Sandve, Geir Kjetil, et al. “Ten simple rules for reproducible computational research.” PLoS Comput Biol 9.10 (2013): e1003285.
Scientific research has seen a rise in recent years of the increasing demands for more computational skills required to conduct biological and ecological research. This increase in research complexity has precipitated the need to stress the importance of reproducibility of computational methods. Reproducibility is an abstract concept that provides a way to consider how likely someone else provided your data and methods could recreate the results reported in your manuscript. Provided in this paper are ten simple rules that every researcher should consider when conducting a computational based experiment.
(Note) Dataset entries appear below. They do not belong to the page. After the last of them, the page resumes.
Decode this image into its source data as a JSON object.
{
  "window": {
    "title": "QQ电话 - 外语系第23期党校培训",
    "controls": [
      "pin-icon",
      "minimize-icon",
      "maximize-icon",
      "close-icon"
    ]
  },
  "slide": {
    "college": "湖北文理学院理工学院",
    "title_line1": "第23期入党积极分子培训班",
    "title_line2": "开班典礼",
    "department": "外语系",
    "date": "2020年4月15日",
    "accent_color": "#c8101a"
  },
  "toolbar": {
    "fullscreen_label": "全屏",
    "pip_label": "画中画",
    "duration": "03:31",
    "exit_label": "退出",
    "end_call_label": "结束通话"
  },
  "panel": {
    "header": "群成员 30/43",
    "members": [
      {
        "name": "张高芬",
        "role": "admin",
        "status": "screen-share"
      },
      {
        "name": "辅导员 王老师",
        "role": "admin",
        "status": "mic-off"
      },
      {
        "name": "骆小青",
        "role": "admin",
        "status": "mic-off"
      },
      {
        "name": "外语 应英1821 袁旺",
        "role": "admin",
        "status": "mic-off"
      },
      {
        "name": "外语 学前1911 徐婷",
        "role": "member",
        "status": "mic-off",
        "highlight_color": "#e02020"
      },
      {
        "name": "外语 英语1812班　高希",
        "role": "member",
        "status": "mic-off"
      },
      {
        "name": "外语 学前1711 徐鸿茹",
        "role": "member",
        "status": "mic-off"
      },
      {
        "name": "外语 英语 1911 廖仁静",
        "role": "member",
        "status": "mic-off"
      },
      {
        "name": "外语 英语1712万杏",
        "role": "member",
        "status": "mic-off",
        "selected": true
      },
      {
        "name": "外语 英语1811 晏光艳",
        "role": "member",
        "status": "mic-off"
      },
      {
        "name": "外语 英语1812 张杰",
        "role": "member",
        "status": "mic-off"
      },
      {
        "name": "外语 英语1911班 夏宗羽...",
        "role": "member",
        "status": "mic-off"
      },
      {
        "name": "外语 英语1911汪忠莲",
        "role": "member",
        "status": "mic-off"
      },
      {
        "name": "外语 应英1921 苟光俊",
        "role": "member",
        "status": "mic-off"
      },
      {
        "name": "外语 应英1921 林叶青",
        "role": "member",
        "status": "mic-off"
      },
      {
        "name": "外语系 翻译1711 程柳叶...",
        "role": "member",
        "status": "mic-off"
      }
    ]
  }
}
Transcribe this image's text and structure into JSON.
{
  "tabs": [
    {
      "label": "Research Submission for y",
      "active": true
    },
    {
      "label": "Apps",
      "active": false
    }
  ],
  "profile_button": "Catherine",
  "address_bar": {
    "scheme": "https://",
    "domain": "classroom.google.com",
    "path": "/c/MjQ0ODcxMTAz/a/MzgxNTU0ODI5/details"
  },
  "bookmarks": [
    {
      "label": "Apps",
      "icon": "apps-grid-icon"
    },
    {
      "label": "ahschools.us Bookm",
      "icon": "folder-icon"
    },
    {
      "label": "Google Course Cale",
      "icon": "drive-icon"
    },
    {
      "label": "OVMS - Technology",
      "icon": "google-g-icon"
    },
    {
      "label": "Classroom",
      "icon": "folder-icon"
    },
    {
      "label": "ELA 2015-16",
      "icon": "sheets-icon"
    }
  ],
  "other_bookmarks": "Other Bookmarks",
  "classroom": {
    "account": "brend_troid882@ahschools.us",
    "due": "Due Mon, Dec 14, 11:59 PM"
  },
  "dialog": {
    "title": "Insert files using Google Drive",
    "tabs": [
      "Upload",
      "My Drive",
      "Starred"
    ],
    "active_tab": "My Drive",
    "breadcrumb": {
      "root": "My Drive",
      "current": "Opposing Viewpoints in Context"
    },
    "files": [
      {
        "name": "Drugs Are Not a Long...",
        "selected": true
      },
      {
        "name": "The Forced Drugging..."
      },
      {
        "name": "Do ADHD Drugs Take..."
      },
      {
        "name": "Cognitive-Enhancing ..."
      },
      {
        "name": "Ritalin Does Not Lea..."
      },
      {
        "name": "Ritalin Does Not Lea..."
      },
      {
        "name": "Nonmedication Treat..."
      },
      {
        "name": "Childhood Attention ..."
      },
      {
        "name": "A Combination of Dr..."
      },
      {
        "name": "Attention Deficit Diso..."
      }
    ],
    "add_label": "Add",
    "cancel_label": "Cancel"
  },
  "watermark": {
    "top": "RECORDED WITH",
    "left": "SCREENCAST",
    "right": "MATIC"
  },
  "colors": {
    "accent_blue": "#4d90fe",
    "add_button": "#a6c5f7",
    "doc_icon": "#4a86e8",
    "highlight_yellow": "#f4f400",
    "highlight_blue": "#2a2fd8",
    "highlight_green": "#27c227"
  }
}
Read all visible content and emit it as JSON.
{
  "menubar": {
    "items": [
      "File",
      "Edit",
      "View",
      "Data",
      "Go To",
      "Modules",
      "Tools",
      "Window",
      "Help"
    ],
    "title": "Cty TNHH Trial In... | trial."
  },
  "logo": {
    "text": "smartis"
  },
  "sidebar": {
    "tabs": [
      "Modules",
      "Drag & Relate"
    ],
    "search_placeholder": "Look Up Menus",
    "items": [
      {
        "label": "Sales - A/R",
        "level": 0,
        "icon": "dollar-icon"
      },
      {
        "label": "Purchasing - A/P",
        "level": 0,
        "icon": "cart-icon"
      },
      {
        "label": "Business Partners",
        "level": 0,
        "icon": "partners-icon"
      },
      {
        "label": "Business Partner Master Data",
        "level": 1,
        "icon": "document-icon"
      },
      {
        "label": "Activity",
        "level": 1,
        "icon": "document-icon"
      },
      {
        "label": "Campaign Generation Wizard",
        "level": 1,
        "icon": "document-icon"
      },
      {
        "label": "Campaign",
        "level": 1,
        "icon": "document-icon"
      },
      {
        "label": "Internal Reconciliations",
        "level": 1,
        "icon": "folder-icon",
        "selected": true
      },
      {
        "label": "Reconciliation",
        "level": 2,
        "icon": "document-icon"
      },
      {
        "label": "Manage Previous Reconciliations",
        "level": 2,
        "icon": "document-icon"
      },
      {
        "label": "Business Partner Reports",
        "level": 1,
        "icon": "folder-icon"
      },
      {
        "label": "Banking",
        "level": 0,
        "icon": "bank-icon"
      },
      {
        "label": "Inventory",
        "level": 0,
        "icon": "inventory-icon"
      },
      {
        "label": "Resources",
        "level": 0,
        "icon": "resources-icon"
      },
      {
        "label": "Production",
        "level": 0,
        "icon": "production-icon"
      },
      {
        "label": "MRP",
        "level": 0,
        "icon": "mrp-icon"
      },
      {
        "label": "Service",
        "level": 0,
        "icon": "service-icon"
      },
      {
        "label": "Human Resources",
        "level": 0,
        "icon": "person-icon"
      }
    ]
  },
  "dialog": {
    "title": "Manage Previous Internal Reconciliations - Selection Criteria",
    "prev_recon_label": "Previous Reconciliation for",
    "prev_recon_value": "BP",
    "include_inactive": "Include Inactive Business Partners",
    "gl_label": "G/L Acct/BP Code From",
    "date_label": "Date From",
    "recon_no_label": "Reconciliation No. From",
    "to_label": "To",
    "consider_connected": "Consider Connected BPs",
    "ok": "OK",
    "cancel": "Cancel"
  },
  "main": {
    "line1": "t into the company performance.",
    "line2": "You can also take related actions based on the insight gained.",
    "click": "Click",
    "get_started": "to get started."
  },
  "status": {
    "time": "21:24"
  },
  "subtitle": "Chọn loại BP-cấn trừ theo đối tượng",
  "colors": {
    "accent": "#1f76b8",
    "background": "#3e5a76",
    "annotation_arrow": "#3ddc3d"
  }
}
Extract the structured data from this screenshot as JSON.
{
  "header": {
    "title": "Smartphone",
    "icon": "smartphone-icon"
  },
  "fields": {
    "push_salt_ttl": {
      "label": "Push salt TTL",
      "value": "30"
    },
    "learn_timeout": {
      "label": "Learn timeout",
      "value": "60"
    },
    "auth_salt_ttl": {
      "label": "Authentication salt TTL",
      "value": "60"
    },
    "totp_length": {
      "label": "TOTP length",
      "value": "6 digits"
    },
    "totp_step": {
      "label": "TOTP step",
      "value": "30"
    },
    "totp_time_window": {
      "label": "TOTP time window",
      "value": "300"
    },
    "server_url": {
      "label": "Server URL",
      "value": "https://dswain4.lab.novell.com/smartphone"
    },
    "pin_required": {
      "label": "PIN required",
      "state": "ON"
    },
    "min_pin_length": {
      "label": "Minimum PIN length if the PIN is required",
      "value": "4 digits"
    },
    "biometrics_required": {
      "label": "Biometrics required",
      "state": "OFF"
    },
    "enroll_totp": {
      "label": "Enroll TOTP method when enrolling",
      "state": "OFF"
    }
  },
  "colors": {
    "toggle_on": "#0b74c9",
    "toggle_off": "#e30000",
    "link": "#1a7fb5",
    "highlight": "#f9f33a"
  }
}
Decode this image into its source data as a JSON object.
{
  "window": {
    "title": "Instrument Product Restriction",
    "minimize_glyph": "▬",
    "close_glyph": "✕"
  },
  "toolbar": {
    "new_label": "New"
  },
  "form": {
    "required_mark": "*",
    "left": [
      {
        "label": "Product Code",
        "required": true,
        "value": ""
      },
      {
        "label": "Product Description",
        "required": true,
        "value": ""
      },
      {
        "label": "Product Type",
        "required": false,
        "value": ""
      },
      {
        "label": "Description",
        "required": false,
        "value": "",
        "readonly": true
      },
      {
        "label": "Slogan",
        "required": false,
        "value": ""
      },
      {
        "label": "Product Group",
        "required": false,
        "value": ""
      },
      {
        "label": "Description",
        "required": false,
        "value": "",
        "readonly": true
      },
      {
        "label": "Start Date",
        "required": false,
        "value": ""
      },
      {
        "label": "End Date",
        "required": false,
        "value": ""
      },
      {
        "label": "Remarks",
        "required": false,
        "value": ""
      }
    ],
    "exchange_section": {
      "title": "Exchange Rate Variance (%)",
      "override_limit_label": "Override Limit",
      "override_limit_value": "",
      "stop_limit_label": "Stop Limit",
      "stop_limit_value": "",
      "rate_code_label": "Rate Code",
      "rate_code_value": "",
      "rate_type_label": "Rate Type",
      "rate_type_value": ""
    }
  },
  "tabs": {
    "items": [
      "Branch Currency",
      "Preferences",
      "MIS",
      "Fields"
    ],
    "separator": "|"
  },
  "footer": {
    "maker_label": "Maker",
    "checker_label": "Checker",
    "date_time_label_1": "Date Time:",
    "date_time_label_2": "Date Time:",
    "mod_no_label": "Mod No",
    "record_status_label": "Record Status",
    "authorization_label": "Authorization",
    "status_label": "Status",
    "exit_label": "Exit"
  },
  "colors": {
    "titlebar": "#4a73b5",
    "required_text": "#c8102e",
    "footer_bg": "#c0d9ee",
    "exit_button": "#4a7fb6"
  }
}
First, provide information regarding how every provided result was produced, even if the result ends up not making the final draft. This will not only help recreate the results reported, but also provide insight into the parameter selection process. Secondly, avoid manual data manipulation steps when possible. Data manipulation is a feature of almost any study; however, manually editing data is something that can not be easily recreated with a script. Third, make backups of software versions used in analysis. Packages and programs are updated constantly, and sometimes updated one package may break its dependencies on another. Currently, researchers can use docker as a means to save current software versions. Fourth, version control all custom scripts. This is related to the fourth rule, by version controlling your scripts you are increasing the likelihood that the script will be able to run in the near future. Fifth, keep track of intermediate results. This will help should you ever need to return to an intermediate step in your analysis and make corrections. Sixth, make notations for how to recreate stochastic data. If you induce random noise into the data it’s best to provide the parameter values governing how the noise is manifested. Seventh, store the data behind plots. This cuts out the need to rerun potentially time consuming analysis. Eighth, in your final script save data outputs at identifiable milestone markers within your analysis. Ninth, Where possible provide information regarding why you selected for certain parameters or methods instead of others. Lastly, upload your scripts and data into public domain for ease of access to other researchers.